Il denaro nella letteratura

Da Marcofre

Scrive Stephen King:

Ugualmente sbagliato è dedicarsi volontariamente a un genere o a un certo tipo di romanzo al solo scopo di guadagnarci. (…) il fine della fiction è di trovare la verità dietro la ragnatela di bugie della storia, non di macchiarsi di disonestà intellettuale andando a caccia di soldi.

Prima considerazione: ci sono ben due avverbi! Qualche pagina prima, lo scrittore consigliava di limitarne l’uso ai dialoghi. Non è di questo che però volevo parlare.

Se si rilegge la citazione, si può reagire in due modi. Crollando il capo (“Ci piglia in giro, con tutti i soldi che ha guadagnato!”); oppure assentire (“Siccome ha guadagnato una montagna di denaro dopo, vede meglio la verità”).

Credo alla seconda “reazione”. In fondo perché fare lo sbruffone sulle pagine? Per guadagnarsi il consenso di certa critica, o di ammuffiti salotti letterari?
Da come scrive, sono portato a escluderlo.

La realtà è di una semplicità sconcertante, ecco perché spesso preferiamo rimuoverla dal nostro orizzonte.
King quando ha iniziato a scrivere, non immaginava il successo, il denaro, i film tratti dai suoi romanzi.
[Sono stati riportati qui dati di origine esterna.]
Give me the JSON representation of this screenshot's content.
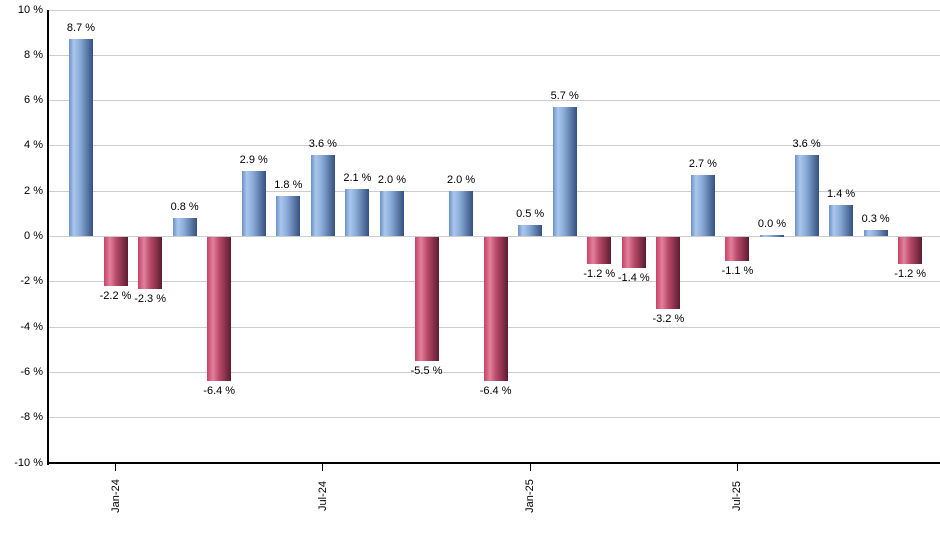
{
  "chart_data": {
    "type": "bar",
    "title": "",
    "description": "Monthly returns bar chart, positive months blue, negative months red",
    "values": [
      8.7,
      -2.2,
      -2.3,
      0.8,
      -6.4,
      2.9,
      1.8,
      3.6,
      2.1,
      2.0,
      -5.5,
      2.0,
      -6.4,
      0.5,
      5.7,
      -1.2,
      -1.4,
      -3.2,
      2.7,
      -1.1,
      0.0,
      3.6,
      1.4,
      0.3,
      -1.2
    ],
    "value_labels": [
      "8.7 %",
      "-2.2 %",
      "-2.3 %",
      "0.8 %",
      "-6.4 %",
      "2.9 %",
      "1.8 %",
      "3.6 %",
      "2.1 %",
      "2.0 %",
      "-5.5 %",
      "2.0 %",
      "-6.4 %",
      "0.5 %",
      "5.7 %",
      "-1.2 %",
      "-1.4 %",
      "-3.2 %",
      "2.7 %",
      "-1.1 %",
      "0.0 %",
      "3.6 %",
      "1.4 %",
      "0.3 %",
      "-1.2 %"
    ],
    "ylim": [
      -10,
      10
    ],
    "grid": true,
    "legend": "none",
    "yticks": [
      {
        "value": 10,
        "label": "10 %"
      },
      {
        "value": 8,
        "label": "8 %"
      },
      {
        "value": 6,
        "label": "6 %"
      },
      {
        "value": 4,
        "label": "4 %"
      },
      {
        "value": 2,
        "label": "2 %"
      },
      {
        "value": 0,
        "label": "0 %"
      },
      {
        "value": -2,
        "label": "-2 %"
      },
      {
        "value": -4,
        "label": "-4 %"
      },
      {
        "value": -6,
        "label": "-6 %"
      },
      {
        "value": -8,
        "label": "-8 %"
      },
      {
        "value": -10,
        "label": "-10 %"
      }
    ],
    "xticks": [
      {
        "bar_index": 1,
        "label": "Jan-24"
      },
      {
        "bar_index": 7,
        "label": "Jul-24"
      },
      {
        "bar_index": 13,
        "label": "Jan-25"
      },
      {
        "bar_index": 19,
        "label": "Jul-25"
      }
    ],
    "colors": {
      "positive_edge": "#6c90c8",
      "positive_light": "#aac6ec",
      "positive_mid": "#8badda",
      "positive_dark": "#35507e",
      "negative_edge": "#c94065",
      "negative_light": "#e0829b",
      "negative_mid": "#bc4a6b",
      "negative_dark": "#5c1c31",
      "gridline": "#cccccc",
      "axis": "#000000",
      "text": "#000000"
    }
  }
}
Nessun autore che abbia una pallida idea di che cosa sia la letteratura (una specie di lotteria, però truccata), inizia a scrivere le sue storie con l’idea di arricchirsi.

Scott Fitzgerald nell’ultimo anno della sua vita vendette complessivamente 40 (quaranta) copie dei suoi libri, per un guadagno di meno di 15 Dollari. Il riconoscimento delle sue qualità arrivò dopo la sua morte.

A 25 anni aveva collezionato 122 biglietti di rifiuto da parte di editori. Abbandona New York, torna a casa e annuncia ai suoi di voler dedicarsi a un romanzo (Di qua dal paradiso). Senza soldi, senza un editore, con 122 biglietti che dicono: “no no no no no no” per 122 volte. Lo fa forse per denaro? Penso proprio di no; tutto gli è contrario.

“Oh”, esclamò Helen Earle, gentile ma non tanto colpita. “Deve essere fantastico anche fare lo scrittore. È così interessante!”
“Ha i suoi lati positivi”, disse lui… Pensava da anni che fosse una vita da cani.

È Scott Fitzgerald a scrivere questo in uno dei suoi racconti. In due righe fa a pezzi il romanticismo che circonda lo scrittore, o meglio: l’idea che le persone si fanno di chi scrive. “Fantastico”; “interessante”: niente di tutto questo: “una vita da cani”.

Il carburante che spinge a sedersi a una scrivania per trascorrere ore e ore in compagnia di aggettivi e avverbi, non è il denaro. Bensì il desiderio di offrire al lettore qualcosa che lo sorprenda, e lo induca ad alzare la testa, a ricordarsi che merita di meglio. Ed è un dramma, perché questo nel 90% dei casi si scontra con le esigenze della vita: bollette da pagare, eccetera eccetera.